Engineered Phagemids for Non-Lytic, Targeted Antibacterial Technologies

This technology is a phage-based antibiotic system with potential applications as a therapeutic.

Researchers

James Collins / Russell-John Krom / Prerna Bhargava / Michael Lobritz

Departments: Department of Biological Engineering
Technology Areas: Drug Delivery: Vectors & Virus like Particles / Therapeutics: Proteins & Antibodies
Impact Areas: Healthy Living

  • engineered phagemids
    United States of America | Granted | 11,473,104

Technology

This technology uses phagemids to specifically target and kill bacteria. Bacteriophages (phages) are bacteria-specific viruses that infect and lyse specific species and strains of bacteria. Phages were long ago proposed as a potential antibiotic therapy due to their exquisite specificity, however, when phage lyse their host bacteria the bacterial membrane bursts and releases endotoxins that can induce strong inflammatory reactions in patients. This technology uses a modified phage system, called phagemids, which efficiently kill bacteria without lysis and the resulting toxin release. The phagemid system uses two DNA vectors, one that expresses antimicrobial peptides (AMPs), and a second that specifically packages the AMP vector. When transformed into a strain of packaging bacteria, these vectors produce large amounts of replication-defective phage that can be purified and used as an antibiotic. This phagemid technology has several important improvements over existing technologies.
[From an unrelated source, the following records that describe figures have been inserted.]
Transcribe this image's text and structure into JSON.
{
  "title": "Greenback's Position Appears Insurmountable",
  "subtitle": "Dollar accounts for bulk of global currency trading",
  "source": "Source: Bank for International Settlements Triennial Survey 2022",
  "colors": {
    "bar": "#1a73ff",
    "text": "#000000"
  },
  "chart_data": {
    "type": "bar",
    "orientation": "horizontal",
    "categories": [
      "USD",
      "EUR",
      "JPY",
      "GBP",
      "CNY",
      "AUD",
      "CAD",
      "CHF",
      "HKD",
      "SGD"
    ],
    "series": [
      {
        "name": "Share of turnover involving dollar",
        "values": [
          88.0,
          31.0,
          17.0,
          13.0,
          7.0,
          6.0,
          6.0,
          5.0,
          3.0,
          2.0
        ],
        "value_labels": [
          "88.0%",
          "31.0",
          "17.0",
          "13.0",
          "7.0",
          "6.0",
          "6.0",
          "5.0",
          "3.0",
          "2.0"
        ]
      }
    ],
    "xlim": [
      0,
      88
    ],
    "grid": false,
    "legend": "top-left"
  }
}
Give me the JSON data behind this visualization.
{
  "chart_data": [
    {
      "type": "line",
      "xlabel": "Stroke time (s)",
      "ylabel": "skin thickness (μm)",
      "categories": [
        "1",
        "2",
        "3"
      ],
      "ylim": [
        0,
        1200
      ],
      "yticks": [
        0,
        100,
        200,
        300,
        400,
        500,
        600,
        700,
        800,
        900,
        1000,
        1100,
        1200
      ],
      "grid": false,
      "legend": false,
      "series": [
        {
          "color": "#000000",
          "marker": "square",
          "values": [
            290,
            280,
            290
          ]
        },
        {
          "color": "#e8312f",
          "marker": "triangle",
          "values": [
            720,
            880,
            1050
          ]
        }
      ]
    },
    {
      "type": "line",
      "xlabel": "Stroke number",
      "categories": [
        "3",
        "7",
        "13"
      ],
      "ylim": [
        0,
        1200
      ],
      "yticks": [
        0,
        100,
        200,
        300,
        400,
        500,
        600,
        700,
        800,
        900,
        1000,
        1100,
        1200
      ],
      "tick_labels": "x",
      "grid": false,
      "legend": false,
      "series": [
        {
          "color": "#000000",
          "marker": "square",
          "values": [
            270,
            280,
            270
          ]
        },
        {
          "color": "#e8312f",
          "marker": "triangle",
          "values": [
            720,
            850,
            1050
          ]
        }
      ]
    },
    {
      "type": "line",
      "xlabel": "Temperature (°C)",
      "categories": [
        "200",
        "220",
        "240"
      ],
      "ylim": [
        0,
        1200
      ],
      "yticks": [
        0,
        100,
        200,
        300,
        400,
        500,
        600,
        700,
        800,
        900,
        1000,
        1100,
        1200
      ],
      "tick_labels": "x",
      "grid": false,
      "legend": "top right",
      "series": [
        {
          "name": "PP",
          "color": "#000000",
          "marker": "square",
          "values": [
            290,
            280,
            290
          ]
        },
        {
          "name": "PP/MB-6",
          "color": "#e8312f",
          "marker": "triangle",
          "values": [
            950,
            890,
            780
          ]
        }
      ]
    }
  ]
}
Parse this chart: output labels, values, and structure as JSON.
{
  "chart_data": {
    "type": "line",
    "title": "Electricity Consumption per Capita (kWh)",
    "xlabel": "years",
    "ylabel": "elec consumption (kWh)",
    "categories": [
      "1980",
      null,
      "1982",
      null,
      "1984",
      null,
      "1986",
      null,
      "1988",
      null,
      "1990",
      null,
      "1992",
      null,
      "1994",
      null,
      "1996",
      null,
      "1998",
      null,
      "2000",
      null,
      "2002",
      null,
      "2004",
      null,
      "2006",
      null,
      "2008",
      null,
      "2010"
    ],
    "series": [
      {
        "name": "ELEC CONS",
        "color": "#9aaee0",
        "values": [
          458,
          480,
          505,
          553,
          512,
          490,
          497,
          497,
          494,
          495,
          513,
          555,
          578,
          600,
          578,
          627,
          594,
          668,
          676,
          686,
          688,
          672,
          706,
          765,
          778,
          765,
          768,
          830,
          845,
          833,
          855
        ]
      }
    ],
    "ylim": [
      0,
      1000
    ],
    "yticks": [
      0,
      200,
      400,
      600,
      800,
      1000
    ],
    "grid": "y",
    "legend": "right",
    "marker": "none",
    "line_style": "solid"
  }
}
Firstly, the phagemids are replication-deficient and do not result in propagation of more phage, which eliminates the potential for unregulated phage evolution. Secondly, the non-lytic nature of the phagemids reduces toxicity due to bacterial bursting and reduces the formation of bacteriophage resistance. As a proof of principle, the inventors demonstrated that the AMP phagemids were highly effective in treating a mouse in vivo model of E.coli peritonitis.

Problem Addressed

Bacterial antibiotic resistance is a major health crisis that results in 23,000 deaths and $55 billion in healthcare expenditures every year in the US alone. The rate of bacterial acquisition of antibiotic resistance outpaces the rate of development of new antibiotics; therefore, there is an urgent need to develop new antibiotic therapies. This technology is a novel, highly effective antibiotic with potential therapeutic applications.

Advantages

  • Modular vector system allows rapid customization of phage characteristics and customizable choice of antimicrobial peptides
  • Non-lytic bacterial killing reduces toxicity
  • Non-replicative phage eliminates unregulated evolution
  • Reduces the formation of bacterial resistance
  • Demonstrated in vivo effectiveness in a mouse model of peritonitis

Publications

Krom, Russell J., et al. "Engineered Phagemids for Nonlytic, Targeted Antibacterial Therapies." Nano Letters 15, no. 7 (2015): 4808-4813. doi: 10.1021/acs.nanolett.5b01943.